Patients at three Scarborough hospitals may have accessed some of their personal data after a cybersecurity breach, but officials say the complexity of the incident is such that they have not been able to determine how many people left. see affected.
The Scarborough Health Network has issued a public warning about an incident involving unauthorized access to data contained on “various” of its servers.
It says that accessed data includes patient ID numbers, names, gender, dates of birth, email addresses, home addresses, OHIP numbers, procedure descriptions, lab reports, staff names, insurance policy numbers, immunization status, and diagnosis. information.
“SHN takes the privacy and security of patients, staff and business contacts and personal information very seriously, and we sincerely regret that this incident has occurred,” said SHN President and CEO Elizabeth Buller. in a press release. “I want to assure patients that we acted as quickly as possible to contain and investigate the incident to ensure that our clinical operations were not affected.
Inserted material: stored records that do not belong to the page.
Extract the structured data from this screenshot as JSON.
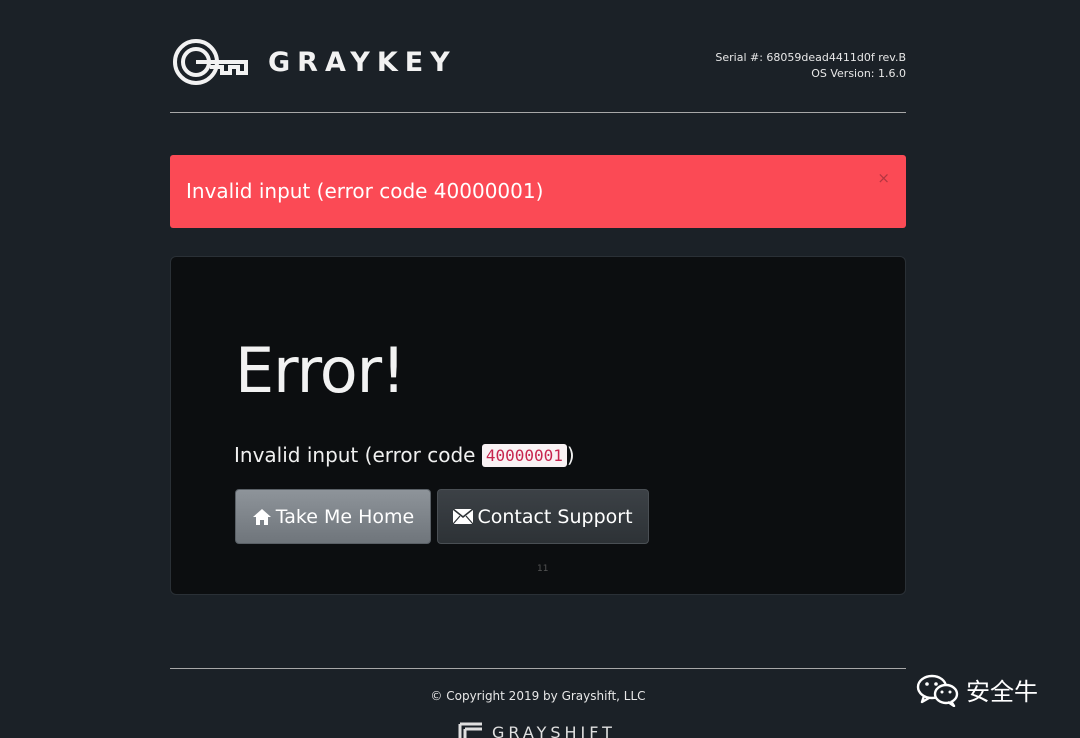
{
  "header": {
    "brand": "GRAYKEY",
    "serial_label": "Serial #: 68059dead4411d0f rev.B",
    "os_version_label": "OS Version: 1.6.0"
  },
  "alert": {
    "message": "Invalid input (error code 40000001)",
    "close_symbol": "×",
    "color": "#fb4a55"
  },
  "panel": {
    "title": "Error!",
    "message_prefix": "Invalid input (error code ",
    "error_code": "40000001",
    "message_suffix": ")",
    "marker": "11",
    "buttons": [
      {
        "label": "Take Me Home",
        "icon": "home-icon"
      },
      {
        "label": "Contact Support",
        "icon": "envelope-icon"
      }
    ]
  },
  "footer": {
    "copyright": "© Copyright 2019 by Grayshift, LLC",
    "brand": "GRAYSHIFT"
  },
  "watermark": {
    "text": "安全牛",
    "icon": "wechat-icon"
  }
}
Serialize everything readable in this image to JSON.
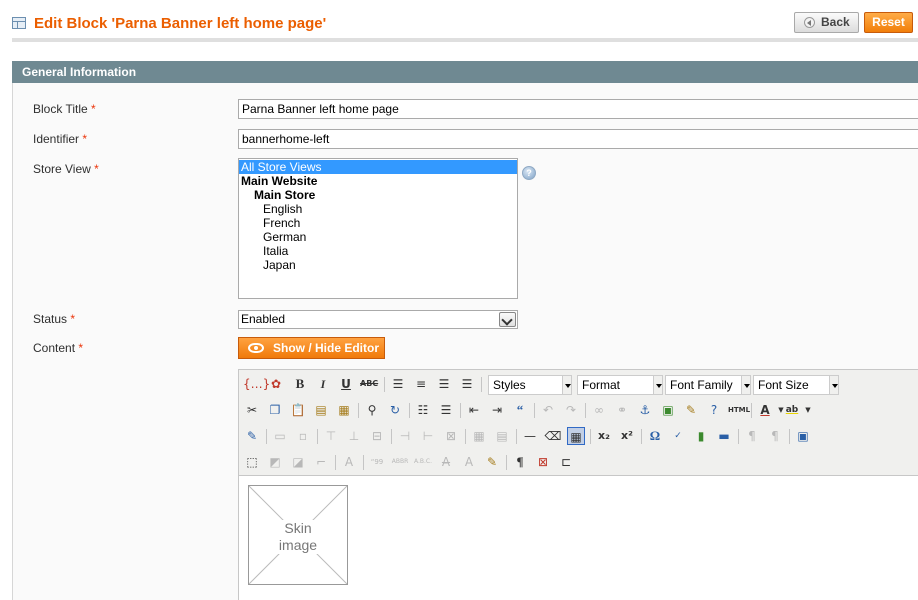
{
  "header": {
    "title": "Edit Block 'Parna Banner left home page'",
    "back_label": "Back",
    "reset_label": "Reset"
  },
  "section": {
    "title": "General Information"
  },
  "form": {
    "block_title": {
      "label": "Block Title",
      "required": "*",
      "value": "Parna Banner left home page"
    },
    "identifier": {
      "label": "Identifier",
      "required": "*",
      "value": "bannerhome-left"
    },
    "store_view": {
      "label": "Store View",
      "required": "*",
      "options": {
        "all": "All Store Views",
        "website": "Main Website",
        "store": "Main Store",
        "english": "English",
        "french": "French",
        "german": "German",
        "italia": "Italia",
        "japan": "Japan"
      },
      "selected": "All Store Views"
    },
    "status": {
      "label": "Status",
      "required": "*",
      "value": "Enabled"
    },
    "content": {
      "label": "Content",
      "required": "*",
      "toggle_label": "Show / Hide Editor"
    }
  },
  "editor": {
    "styles_placeholder": "Styles",
    "format_placeholder": "Format",
    "font_family_placeholder": "Font Family",
    "font_size_placeholder": "Font Size",
    "image_placeholder": "Skin\nimage",
    "image_line1": "Skin",
    "image_line2": "image"
  },
  "colors": {
    "accent": "#eb5e00",
    "section_bar": "#6f8992",
    "selection": "#3399ff"
  }
}
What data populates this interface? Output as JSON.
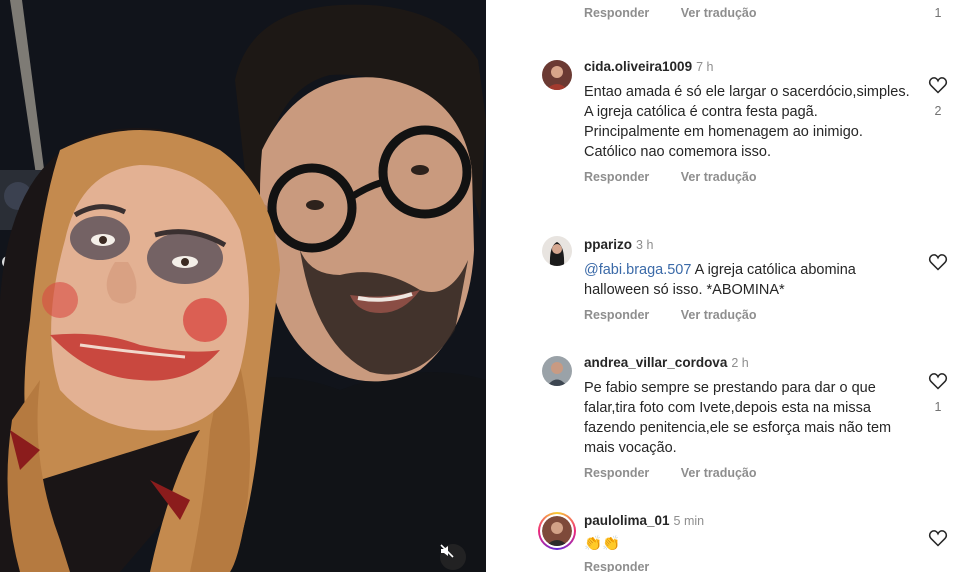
{
  "top_row": {
    "reply_label": "Responder",
    "translate_label": "Ver tradução",
    "like_count": "1"
  },
  "comments": [
    {
      "username": "cida.oliveira1009",
      "time": "7 h",
      "text": "Entao amada é só ele largar o sacerdócio,simples. A igreja católica é contra festa pagã. Principalmente em homenagem ao inimigo. Católico nao comemora isso.",
      "reply_label": "Responder",
      "translate_label": "Ver tradução",
      "like_count": "2",
      "avatar_icon": "user-avatar"
    },
    {
      "username": "pparizo",
      "time": "3 h",
      "mention": "@fabi.braga.507",
      "text": " A igreja católica abomina halloween só isso. *ABOMINA*",
      "reply_label": "Responder",
      "translate_label": "Ver tradução",
      "like_count": "",
      "avatar_icon": "user-avatar"
    },
    {
      "username": "andrea_villar_cordova",
      "time": "2 h",
      "text": "Pe fabio sempre se prestando para dar o que falar,tira foto com Ivete,depois esta na missa fazendo penitencia,ele se esforça mais não tem mais vocação.",
      "reply_label": "Responder",
      "translate_label": "Ver tradução",
      "like_count": "1",
      "avatar_icon": "user-avatar"
    },
    {
      "username": "paulolima_01",
      "time": "5 min",
      "text": "👏👏",
      "reply_label": "Responder",
      "like_count": "",
      "avatar_icon": "user-avatar-story-ring"
    }
  ],
  "photo": {
    "mute_icon": "muted-speaker-icon"
  },
  "colors": {
    "mention": "#3b6aa8",
    "muted_text": "#8e8e8e"
  }
}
In addition, all computer security improvements that were made were immediately addressed. identify as a result of our research “.
The cybersecurity breach was first discovered on January 25 and the “unauthorized actor” was left out of the system on February 1, according to officials. For this reason, not all patient data collected since February is considered at risk.
The hospital network says experts continue to monitor the situation, but “they have not yet detected any malicious use of the accessed data.”
However, SHN officials advise people to keep an eye on their accounts and “be on the lookout for incidents of identity fraud and theft.”
“Unfortunately, given the complexity of the incident, we are unable to determine which people were directly affected,” a post on SHN’s website states.
The breach affected servers with patient data from Birchmount Hospital, Scarborough General Hospital, Centennial Hospital and Ajax Pickering Hospital prior to its merger under Lakeridge Health.
The breach has been reported to the Office of the Ontario Information and Privacy Commissioner.
The Scarborough Health Network has created a resource page for those who may have been affected by non-compliance at the following link.